Me chifla ver cómo hasta James Bond se afilia a lo antiguo, él que siempre se sirve (o le sirven) de los más avanzados aparatitos tecnológicos. Hoy su mejor gadget es un cuchillo.
Resulta innegable el paso de los años, también en el
mito. Es humano, nos cuentan ahora. Y me gusta. Tiene inseguridades, vicios y
debilidades. A mi entender, es algo que lo hace imperfecto y, por ello,
mucho más real.
Bond vuelve con la misma lealtad de siempre envuelta en un
fino papel de experiencia. Sus fuerzas no son las de antes, tampoco lo es su
precisión. Pero su decadencia existe sólo para los demás, aquellos que se
quedan únicamente con lo que se ve. Inconscientes.

Se afeita con cuchilla antigua mientras se reafirma en que,
en ocasiones, lo antiguo es lo mejor. Supongo que pensará lo mismo al echarle un
trago al Macallan de 50 años que ahora le acompaña.
El pasado le ayuda a creer en un futuro, a pelear por él.

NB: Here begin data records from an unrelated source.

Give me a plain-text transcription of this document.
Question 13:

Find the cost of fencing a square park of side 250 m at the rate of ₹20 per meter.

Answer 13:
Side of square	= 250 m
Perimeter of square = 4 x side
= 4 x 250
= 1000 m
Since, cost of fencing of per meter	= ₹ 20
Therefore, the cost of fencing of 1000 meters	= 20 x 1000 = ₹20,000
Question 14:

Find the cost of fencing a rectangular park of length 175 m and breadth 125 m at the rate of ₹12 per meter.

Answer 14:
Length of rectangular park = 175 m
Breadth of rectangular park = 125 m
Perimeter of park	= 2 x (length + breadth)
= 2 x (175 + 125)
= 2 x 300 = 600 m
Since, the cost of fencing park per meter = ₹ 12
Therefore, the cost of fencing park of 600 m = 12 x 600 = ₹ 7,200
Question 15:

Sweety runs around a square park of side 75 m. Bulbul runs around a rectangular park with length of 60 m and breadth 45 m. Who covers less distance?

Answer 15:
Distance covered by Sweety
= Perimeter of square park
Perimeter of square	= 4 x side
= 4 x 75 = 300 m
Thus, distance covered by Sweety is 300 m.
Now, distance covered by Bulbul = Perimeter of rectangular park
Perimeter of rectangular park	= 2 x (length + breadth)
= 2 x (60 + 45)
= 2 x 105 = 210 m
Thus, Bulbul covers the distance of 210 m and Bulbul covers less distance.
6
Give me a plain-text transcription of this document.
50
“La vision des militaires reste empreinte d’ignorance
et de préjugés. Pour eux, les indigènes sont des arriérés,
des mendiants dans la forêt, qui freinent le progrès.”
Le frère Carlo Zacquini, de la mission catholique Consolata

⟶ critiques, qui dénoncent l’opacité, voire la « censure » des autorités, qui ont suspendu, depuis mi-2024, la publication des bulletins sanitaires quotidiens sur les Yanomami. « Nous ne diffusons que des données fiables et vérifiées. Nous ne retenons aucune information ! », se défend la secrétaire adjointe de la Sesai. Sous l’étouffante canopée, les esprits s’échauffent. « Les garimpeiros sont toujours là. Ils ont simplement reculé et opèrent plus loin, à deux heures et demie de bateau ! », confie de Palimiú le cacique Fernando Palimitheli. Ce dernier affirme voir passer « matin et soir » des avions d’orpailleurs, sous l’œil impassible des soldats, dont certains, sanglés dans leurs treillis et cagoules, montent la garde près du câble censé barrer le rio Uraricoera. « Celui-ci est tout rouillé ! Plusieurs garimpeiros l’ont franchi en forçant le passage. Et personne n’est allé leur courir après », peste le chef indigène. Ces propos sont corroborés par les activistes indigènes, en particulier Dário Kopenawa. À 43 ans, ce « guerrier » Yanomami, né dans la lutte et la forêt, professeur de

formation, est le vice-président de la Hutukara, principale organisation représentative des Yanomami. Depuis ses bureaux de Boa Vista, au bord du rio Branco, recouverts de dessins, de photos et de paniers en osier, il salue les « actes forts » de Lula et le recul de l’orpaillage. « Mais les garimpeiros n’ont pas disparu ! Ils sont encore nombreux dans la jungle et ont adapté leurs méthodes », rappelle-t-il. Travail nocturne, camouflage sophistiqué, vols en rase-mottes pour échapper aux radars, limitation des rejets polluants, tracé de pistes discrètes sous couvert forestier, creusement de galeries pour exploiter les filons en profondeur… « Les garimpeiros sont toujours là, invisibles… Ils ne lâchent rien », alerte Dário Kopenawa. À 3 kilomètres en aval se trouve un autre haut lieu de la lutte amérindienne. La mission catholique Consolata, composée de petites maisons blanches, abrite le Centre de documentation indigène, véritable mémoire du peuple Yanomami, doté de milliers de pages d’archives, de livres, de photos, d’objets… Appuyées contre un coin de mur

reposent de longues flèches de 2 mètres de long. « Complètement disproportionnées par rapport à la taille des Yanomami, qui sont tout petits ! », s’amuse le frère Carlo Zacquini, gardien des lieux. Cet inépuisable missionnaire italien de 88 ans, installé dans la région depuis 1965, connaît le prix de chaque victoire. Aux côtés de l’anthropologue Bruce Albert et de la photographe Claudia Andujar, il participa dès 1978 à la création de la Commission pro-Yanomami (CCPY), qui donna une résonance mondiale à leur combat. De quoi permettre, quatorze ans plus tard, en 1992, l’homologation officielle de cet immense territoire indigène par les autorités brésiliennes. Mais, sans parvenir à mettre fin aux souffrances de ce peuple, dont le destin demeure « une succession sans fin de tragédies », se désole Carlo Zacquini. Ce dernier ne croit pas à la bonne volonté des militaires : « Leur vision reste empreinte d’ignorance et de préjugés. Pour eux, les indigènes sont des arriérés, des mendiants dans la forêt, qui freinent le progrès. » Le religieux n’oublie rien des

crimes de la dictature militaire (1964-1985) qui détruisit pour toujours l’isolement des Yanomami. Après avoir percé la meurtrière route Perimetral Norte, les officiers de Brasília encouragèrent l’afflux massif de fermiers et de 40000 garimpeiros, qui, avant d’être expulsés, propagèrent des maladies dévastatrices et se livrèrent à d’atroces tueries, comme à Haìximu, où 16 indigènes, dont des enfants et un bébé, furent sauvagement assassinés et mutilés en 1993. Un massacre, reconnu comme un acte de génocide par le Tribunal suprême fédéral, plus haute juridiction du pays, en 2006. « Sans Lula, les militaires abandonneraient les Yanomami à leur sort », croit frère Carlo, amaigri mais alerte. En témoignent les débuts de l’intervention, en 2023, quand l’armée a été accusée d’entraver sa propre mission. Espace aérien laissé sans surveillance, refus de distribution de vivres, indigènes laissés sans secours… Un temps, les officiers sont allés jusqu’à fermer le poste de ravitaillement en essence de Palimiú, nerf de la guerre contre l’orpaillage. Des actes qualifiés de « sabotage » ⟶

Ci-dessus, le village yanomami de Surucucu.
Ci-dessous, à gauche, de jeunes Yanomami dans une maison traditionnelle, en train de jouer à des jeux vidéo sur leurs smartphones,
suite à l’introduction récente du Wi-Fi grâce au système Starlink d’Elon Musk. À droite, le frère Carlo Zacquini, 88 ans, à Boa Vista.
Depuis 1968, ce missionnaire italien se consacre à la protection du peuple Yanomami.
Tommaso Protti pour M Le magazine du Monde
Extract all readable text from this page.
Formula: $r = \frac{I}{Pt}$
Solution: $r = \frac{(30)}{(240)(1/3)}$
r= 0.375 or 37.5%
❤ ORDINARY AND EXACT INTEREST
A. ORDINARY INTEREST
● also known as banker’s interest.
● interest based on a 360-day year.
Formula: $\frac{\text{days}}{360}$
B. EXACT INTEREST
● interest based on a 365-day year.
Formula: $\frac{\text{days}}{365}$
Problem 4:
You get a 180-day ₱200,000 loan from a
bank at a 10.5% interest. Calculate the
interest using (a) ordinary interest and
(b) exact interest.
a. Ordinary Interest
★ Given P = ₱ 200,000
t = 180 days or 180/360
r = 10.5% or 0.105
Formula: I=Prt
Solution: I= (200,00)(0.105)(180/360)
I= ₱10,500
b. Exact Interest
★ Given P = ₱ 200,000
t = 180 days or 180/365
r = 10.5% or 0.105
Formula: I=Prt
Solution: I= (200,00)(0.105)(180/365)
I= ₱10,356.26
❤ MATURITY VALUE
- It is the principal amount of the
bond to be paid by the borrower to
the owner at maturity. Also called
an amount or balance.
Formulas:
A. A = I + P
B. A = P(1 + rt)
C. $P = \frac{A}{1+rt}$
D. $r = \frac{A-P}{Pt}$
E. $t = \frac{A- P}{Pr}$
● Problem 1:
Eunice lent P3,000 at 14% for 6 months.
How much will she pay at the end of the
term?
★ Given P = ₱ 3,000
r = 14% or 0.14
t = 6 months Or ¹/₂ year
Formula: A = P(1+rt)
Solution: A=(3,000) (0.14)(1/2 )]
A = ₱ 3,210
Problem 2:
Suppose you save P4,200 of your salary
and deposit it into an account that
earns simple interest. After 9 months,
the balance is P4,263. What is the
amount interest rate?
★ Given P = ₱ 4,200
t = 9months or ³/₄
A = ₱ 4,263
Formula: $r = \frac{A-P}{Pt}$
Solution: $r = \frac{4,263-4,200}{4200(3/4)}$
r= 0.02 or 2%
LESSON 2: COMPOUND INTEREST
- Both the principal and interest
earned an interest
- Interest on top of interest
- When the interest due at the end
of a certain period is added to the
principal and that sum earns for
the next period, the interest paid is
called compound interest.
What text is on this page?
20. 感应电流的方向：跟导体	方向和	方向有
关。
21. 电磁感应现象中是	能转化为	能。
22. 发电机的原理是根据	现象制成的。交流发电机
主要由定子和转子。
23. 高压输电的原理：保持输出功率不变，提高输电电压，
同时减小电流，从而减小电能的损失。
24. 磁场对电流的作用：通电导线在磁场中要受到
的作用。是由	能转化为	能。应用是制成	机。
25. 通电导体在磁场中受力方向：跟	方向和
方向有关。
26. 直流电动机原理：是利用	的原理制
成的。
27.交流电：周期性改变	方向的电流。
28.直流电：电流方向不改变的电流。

Nos enseña su Escocia natal para refugiarse del peligro. A nosotros y a M. Y no
es gratuito. Cuando uno enseña sus orígenes lo hace como abriéndose el alma,
como diciendo de aquí sale todo lo que soy y todo lo que tengo. Dándole al otro
el permiso para escudriñar en la historia, aún sabiendo que no lo hará porque
no lo necesita. James Bond nos transporta a la suya conduciendo un Aston Martin
del sesenta y pico que, aunque incómodo y lento, provoca un orgasmo de
reminiscencia a más de uno. La música, la primera de todas, armoniza el
reencuentro.
La destartalada ermita junto a la tumba de sus padres sirve
de telón, de cierre. Una despedida como otras que ya hubieron y tantas otras
que habrán. Porque Bond, todavía, no quiere jubilarse.